Is there anything better than a hearty winter salad? Use butternut or acorn squash from your box to make this fragrant and filling meal. It’s great as a vegetarian-friendly main dish (boost the protein with a hard-boiled egg or extra nuts) or as a colorful side salad with roasted chicken. Consider it the perfect weeknight meal when you’re trying to get more veggies into your diet, or you just need to finish up some lingering produce.Print
- 1 small acorn squash, sliced into small wedges
- 1 tablespoon Dijon Mustard
- 1/4 cup maple syrup
- 1 tablespoon avocado oil (or baking oil of preference)
- 1 teaspoon sea salt
- 1/2 teaspoon freshly-cracked black pepper
- 3 cups kale, stems removed and massaged
- 1 small shallot, thinly sliced
- 1/2 cup pomegranate arils
- 1/4 cup almonds, slivered
- Juice and zest of 1 lemon
- 1 tablespoon extra virgin olive oil
- Preheat oven to 425 degrees.
- Add acorn squash wedges to a baking sheet in a single layer.
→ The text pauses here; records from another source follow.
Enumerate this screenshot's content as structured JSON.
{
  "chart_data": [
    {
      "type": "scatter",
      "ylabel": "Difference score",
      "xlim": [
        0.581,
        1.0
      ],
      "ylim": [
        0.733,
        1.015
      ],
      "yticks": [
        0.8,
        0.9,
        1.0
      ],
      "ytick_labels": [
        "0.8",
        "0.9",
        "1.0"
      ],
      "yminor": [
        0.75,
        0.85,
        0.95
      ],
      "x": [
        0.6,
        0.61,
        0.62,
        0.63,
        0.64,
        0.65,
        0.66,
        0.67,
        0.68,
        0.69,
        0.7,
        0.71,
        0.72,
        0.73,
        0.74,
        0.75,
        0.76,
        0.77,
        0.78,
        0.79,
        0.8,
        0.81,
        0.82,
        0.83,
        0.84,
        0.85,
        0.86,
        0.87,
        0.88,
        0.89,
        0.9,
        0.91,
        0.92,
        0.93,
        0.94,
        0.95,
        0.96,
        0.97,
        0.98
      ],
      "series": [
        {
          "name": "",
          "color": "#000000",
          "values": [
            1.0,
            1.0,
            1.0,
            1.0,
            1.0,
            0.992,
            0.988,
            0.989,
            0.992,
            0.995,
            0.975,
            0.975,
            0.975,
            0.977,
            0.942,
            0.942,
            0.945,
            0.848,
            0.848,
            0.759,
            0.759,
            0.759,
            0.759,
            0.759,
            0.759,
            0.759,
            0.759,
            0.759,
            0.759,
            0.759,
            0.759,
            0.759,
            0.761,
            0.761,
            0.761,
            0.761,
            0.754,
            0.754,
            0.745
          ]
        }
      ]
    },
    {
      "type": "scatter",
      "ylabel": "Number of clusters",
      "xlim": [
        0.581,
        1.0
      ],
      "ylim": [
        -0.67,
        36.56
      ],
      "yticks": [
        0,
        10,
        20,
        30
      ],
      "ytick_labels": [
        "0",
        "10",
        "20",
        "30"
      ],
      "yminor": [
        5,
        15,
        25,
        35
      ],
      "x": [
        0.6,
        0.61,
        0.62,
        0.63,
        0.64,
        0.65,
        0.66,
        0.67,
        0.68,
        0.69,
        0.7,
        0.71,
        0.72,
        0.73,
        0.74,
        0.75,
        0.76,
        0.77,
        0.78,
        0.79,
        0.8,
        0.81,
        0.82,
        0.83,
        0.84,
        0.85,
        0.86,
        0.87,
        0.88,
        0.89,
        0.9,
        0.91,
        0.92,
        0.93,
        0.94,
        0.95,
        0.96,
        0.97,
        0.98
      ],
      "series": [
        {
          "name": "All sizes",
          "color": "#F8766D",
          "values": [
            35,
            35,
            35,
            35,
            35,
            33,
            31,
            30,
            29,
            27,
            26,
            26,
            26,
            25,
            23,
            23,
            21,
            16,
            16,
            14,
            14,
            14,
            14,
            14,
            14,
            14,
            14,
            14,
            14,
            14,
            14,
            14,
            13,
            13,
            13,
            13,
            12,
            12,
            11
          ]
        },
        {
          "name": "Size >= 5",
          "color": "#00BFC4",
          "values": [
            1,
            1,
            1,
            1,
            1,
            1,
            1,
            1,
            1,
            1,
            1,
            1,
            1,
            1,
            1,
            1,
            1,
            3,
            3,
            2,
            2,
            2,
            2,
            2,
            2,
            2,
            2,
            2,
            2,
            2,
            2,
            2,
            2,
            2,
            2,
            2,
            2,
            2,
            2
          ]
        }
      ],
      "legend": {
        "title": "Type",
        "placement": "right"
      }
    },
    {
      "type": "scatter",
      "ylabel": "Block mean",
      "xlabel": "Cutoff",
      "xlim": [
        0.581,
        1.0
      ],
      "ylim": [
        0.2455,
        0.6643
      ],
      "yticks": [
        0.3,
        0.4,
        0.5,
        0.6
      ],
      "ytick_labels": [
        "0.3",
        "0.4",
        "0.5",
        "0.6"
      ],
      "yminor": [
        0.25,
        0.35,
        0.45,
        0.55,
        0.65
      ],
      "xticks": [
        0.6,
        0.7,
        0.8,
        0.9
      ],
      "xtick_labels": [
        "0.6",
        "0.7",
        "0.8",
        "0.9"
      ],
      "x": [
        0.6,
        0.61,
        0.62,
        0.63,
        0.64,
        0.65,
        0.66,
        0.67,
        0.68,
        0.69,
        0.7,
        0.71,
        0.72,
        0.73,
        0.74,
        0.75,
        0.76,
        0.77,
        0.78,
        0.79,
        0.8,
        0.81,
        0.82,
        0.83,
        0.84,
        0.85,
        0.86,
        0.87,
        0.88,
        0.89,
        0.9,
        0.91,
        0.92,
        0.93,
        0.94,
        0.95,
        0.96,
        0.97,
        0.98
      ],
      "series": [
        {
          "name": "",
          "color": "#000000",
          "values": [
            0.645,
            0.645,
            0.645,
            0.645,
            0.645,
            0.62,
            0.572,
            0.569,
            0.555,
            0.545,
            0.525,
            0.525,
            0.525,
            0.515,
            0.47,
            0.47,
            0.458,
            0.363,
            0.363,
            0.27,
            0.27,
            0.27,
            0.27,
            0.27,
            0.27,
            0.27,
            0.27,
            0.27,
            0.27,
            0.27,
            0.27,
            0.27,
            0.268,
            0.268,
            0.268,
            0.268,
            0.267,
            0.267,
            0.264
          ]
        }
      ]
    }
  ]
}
- In a small bowl, whisk together the mustard, maple syrup, avocado oil, salt, and pepper. Pour mixture over acorn squash pieces and toss to coat.
- Bake for 30-40 minutes, flipping halfway through, until golden brown and soft.
- Prepare a bed of kale on a serving dish. Add with shallots, squash wedges, almonds, and pomegranate arils.
- Top with lemon juice and zest, and a drizzle of olive oil to finish. Serve immediately and enjoy!